Not so, Blair said in a memorandum to intelligence officials. "High-value information came from interrogations in which those methods were used and provided a deeper understanding of the Al Qaeda organization that was attacking this country," he wrote.
Blair's memo went out the same day Obama released classified Bush administration memos that authorized the interrogation tactics -- such as sleep deprivation -- which Obama has since banned.
There were other memos like Blair's that former Vice President Dick Cheney wants declassified and released to prove that the interrogation methods yielded critical information that foiled terrorist plots against us.
Take, for example, the Justice Department memo of May 30, 2005, that said, as reported in the Washington Post, "the CIA believes 'the intelligence acquired from these interrogations has been a key reason why Al Qaeda has failed to launch a spectacular attack in the West since 11 September 2001.'"

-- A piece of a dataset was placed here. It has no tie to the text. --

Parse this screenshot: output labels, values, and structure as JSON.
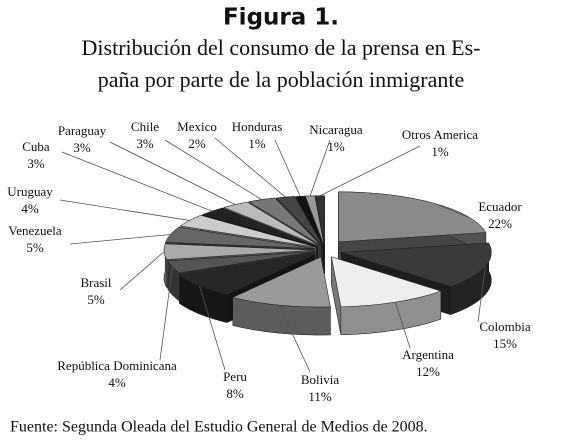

Once those techniques were used, they provided interrogators with the details of a plot to "use East Asian operatives" to crash hijacked airlines into buildings in Los Angeles. They "led to specific, actionable intelligence, as well as a general increase in the amount of intelligence regarding Al Qaeda and its affiliates," the 2005 memo said.
Obama considers these kinds of techniques to be torture. Intelligence officials say they are sometimes necessary to protect American national security in an age of nuclear and biological weapons that can kill millions of people.
Even CIA Director Leon Panetta, who opposed the release of the Bush interrogation memos, does not rule out more aggressive techniques when needed. The agency might use some of these tactics in a crisis "ticking time bomb" scenario, he said at his Senate confirmation hearings.
Meanwhile, the administration remains dangerously divided on the use of coercive interrogation methods, Obama is flip-flopping to keep his left-wing allies on board, and Al Qaeda terrorists are using the interrogation memos he released to train their killers if they are ever taken prisoner.